New York is full of fragmented people — from those who talk to themselves and move jerkily, to those whose faces are set in hostility or negation. But others live tulmutuously, whose energies they save for the acceleration of fighting on the highest levels of their professions.
On Greenwich Village
The bohemian’s lair, I fell in love with Greenwich Village sometime in the 60’s when fellow Philets, from the University of Santo Tomas-Faculty of Philosophy and Letters made it our favorite summer haunts. Even if its atmosphere of hard work and regular meals would bear rather heavily even on girls, it was the place where bad (as well as good) literature exists, and for artists to live dangerously. It wasn’t far fetched when we imagined ourselves as a model like Maja Desnuda or Madame X, our portraits hanging on the wall of the Metropolitan driving men with desire. It was a little more sinful than the music studios of our friends.
Still, Greenwich Village was not a place to the topple virtue, so much as to expand one’s vision. It was here where we began to see things like we’ve never seen before — not only as objects but a way of looking at them not only as shapes but a way of feeling them. My ears had been opened to sound since birth and the structure of music had enter my being. My mother was a mezzo soprano who fed me Puccini’s “Tosca” for breakfast, Verdi’s “La Traviata” for dinner.
In Greenwich Village, I first heard people speak of breasts, thighs, buttocks and bellies as one would speak of mountains, rivers, bread and fruit. It was there when I first discovered the bareness of a painter’s studio, of white purity, lit evenly on coldly by skylights. It was possible to look at a naked body impersonally; as form, texture and substance.
It was also the place where I first heard sex discussed with joy and amusement, as an open delight and not a secret urge. All these revelation sounded unimaginably naïve to a generation drilled in a four letter word. I can only say that our parents were not only inhibited and fastidious, but found much ugly, what is now routine for us.
The calm of Central Park
Central Park is many things. It is the calm eye in the center of the hurricane, the vision of a man who knew what people needs. It is the measure of the seasons in a city which tries to insulate itself from them. “It is the refuge of wild things escaping stone, a zone of danger, the only sleeping city,” said William Cullen Bryant.
But when is Central Park most beautiful? I’d say in heavy snow, I think; or the pale green fuzzing of early spring. When the snow has stopped falling, still blindingly white and the lake is frozen, when the rough ice is dotted with skating and slipping black figures, while the branches are black. All the dogs, leaping and racing black silhouettes, are delirious in the snow.
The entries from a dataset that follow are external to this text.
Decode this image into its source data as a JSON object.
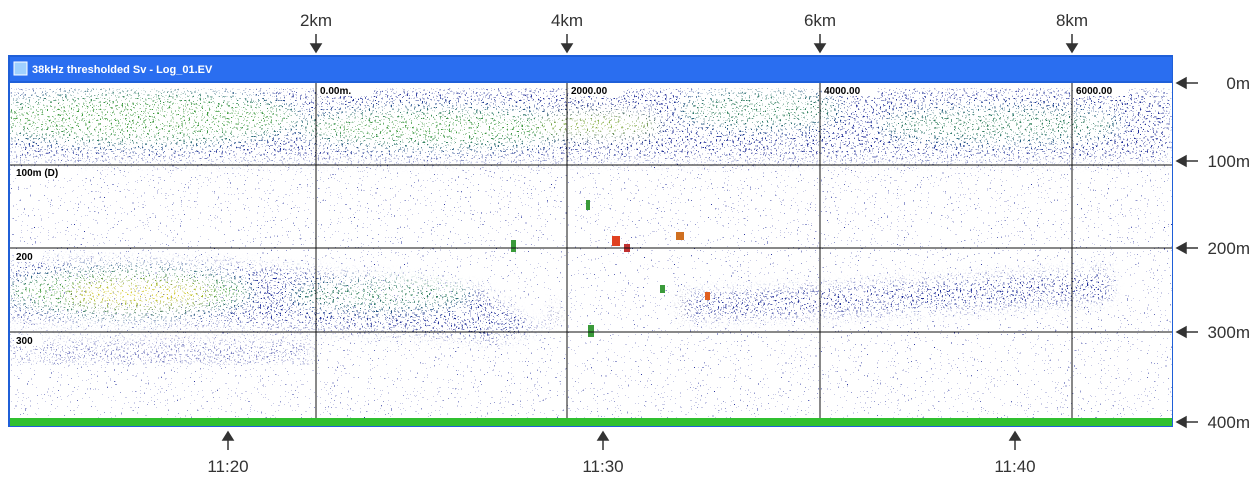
{
  "window": {
    "title": "38kHz thresholded Sv - Log_01.EV"
  },
  "distance_labels": [
    "2km",
    "4km",
    "6km",
    "8km"
  ],
  "depth_labels": [
    "0m",
    "100m",
    "200m",
    "300m",
    "400m"
  ],
  "time_labels": [
    "11:20",
    "11:30",
    "11:40"
  ],
  "grid_labels": {
    "distance": [
      "0.00m.",
      "2000.00",
      "4000.00",
      "6000.00"
    ],
    "depth": [
      "100m (D)",
      "200",
      "300"
    ]
  }
}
In the certain lushness of a full summer, the heavy denseness of green leaves unstirred by wind, the whole park breathes like a tired beast in the intolerable heat of July. But summer stirs the beast, too, for this is the time of danger when human animals hide in the cover of leaves and darkness. As you hear night cries which might be horseplay, but could also be a scream for fear!
Central Park was created from a tract of featureless land spotted with shanties that had the backing of then Mayor Ambrose Kingsland. It is a triumph over the “practical” rapacity of realtors who wept at the waste of building sites. It became the first park in the United State, and a model for the most that followed.
Today, these very same men would weep at the park that they made. Everywhere they would see the liter of plastic and bottle tops in the bottom of every grove, paper cups and cans at the fringes. The once clean lake also has its fair share of trash, and newspapers left lying on the grass get sodden and stick among the twigs. The fault lies with the people for whom the park was made.